Sept.info | Ces trous de mémoire arrangeants
Beyrouth Lagoutte Beyrouth Lagoutte
Sur la côte de Dalieh, face à la grotte aux pigeons, les cabanes et autres maisons de fortune des pêcheurs locaux ont toutes été détruites. Ne reste plus que ces immeubles modernes qui surplombent l'un des derniers espaces à usage public du front de mer beyrouthin, comme si la ville et son béton devaient tout engloutir.© Stéphane Lagoutte / M.Y.O.P

Ces trous de mémoire arrangeants

Sept, le mook suisse #10, vous invite à une immersion dans ces mémoires qui ont des trous. En Suisse, au Liban ou en République dominicaine.

Je me souviens de cette photographie vue par hasard dans un quotidien de Beyrouth. Je sirotais un café sur une terrasse de la rue Hamra, au centre-ville. Il faisait beau en ces premiers jours de printemps. Chaud aussi. Tout était calme dans la capitale libanaise.

Un contraste total avec le militaire au visage paniqué que je voyais sur ce cliché. Lui courait vers une pelle mécanique qui s’apprêtait à explorer un trou de deux mètres de diamètre, creusé dans la chaussée de l’autoroute serpentant le long de la côte, vers Tripoli, au nord.

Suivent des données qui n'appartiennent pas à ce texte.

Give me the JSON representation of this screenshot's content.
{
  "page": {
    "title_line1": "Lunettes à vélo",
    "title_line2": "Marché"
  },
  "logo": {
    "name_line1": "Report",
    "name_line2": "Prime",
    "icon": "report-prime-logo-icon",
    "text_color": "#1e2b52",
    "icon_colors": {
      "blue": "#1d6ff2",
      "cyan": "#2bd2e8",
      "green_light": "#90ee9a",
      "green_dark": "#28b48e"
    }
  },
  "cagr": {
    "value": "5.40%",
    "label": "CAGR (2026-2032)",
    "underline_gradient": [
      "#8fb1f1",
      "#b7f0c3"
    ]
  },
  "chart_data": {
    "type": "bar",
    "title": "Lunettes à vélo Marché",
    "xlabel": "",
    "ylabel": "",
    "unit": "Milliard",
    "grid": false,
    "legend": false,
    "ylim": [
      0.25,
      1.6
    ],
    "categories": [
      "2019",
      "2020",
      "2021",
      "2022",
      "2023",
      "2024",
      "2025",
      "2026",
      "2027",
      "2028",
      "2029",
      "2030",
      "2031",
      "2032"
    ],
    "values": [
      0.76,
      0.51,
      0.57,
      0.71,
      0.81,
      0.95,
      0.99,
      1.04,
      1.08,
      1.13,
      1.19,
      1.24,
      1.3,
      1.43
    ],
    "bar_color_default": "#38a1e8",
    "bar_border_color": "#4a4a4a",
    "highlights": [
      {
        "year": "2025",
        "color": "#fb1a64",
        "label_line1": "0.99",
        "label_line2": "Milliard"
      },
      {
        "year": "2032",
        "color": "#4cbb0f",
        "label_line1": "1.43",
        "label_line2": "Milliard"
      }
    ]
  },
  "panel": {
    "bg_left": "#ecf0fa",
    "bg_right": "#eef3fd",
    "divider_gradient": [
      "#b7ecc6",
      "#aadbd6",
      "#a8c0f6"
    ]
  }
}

Un trou, un monstre d’acier, un officier en sueur et une histoire, celle d’une fosse commune de la guerre civile (1975-1990) retrouvée par hasard à la suite d’inondations. Et que s’est-il passé? Rien. L’orifice a été refermé. La machine de chantier a disparu dans les montagnes toutes proches. Et le soldat a repris son tour de garde sur une terrasse du coin.

Ainsi va la vie au pays du Cèdre où l’équilibre fragile entre les communautés religieuses est – paraît-il – à ce prix. Celui de l’oubli qui se lit dans les images du photographe Stéphane Lagoutte.

Celui du silence aussi autour notamment du scandale des «disparus» de la guerre, plus de 17’000, dont beaucoup se sont évaporés dans les geôles puantes du régime syrien après le retrait de son armée, nous raconte Emmanuel Haddad.

Ceci dit, le Liban n’est pas le seul pays de la planète à souffrir de trous de mémoire «politiques» qui permettent, soi-dit en passant, aux anciens saigneurs de guerre de devenir les nouveaux seigneurs de la paix. Sans passer par la case justice bien entendu.

Prenez la Suisse. Elle a totalement oublié que certains de ses riches marchands et futurs banquiers avaient fait fortune grâce au trafic d’esclaves africains, entre les 17e et 19e siècles.

Quant aux Etats-Unis, ils ont effacé de leur mémoire le génocide des mal-nommés Indiens, massacrés par millions et remplacés par des «noirs». Ceux que les Helvètes transportaient à prix d’or.

Or cette page sombre de nos histoires devrait encore résonner aujourd’hui alors que les descendants de ces pauvres ères sont chassés par la République dominicaine. Elle ne veut plus de ses travailleurs haïtiens. Depuis 2014, plus de 50’000 d’entre eux auraient été rapatriés de force. Dans le silence de la communauté internationale.

Et ne croyez pas non plus que cette épidémie d’omission ne touche que les Etats. Elle a également infecté nos chers médias qui ont pris la désagréable habitude ces derniers temps de préférer l’émotion à leur devoir de vérité.

Rappelons-nous que nous étions tous Charlie en janvier 2015. La larme à l’œil. Les attentats, les morts, l’atteinte à la liberté de la presse, tout y était passé.

Belle hypocrisie en fait quand on pense à la discrétion gênée qui a suivi la sortie du livre réquisitoire de Denis Robert sur la face cachée de l’hebdo satirique. Mohicans dénonce les magouilles et aurait mérité un débat à lire l’interview qu’il a accordée à Fabrizio Calvi.

Et bien non, Denis Robert a été occulté par de nombreux confrères. Chez nous, on ne critique pas les morts, mon bon monsieur. Comme au Liban, on ne les déterre pas. Question de priorité.

Or on oublie très – trop – vite que l’amnésie est mère de l’injustice. Une injustice qui abreuve ensuite les sillons des guerres et des révolutions avec le sang des innocents.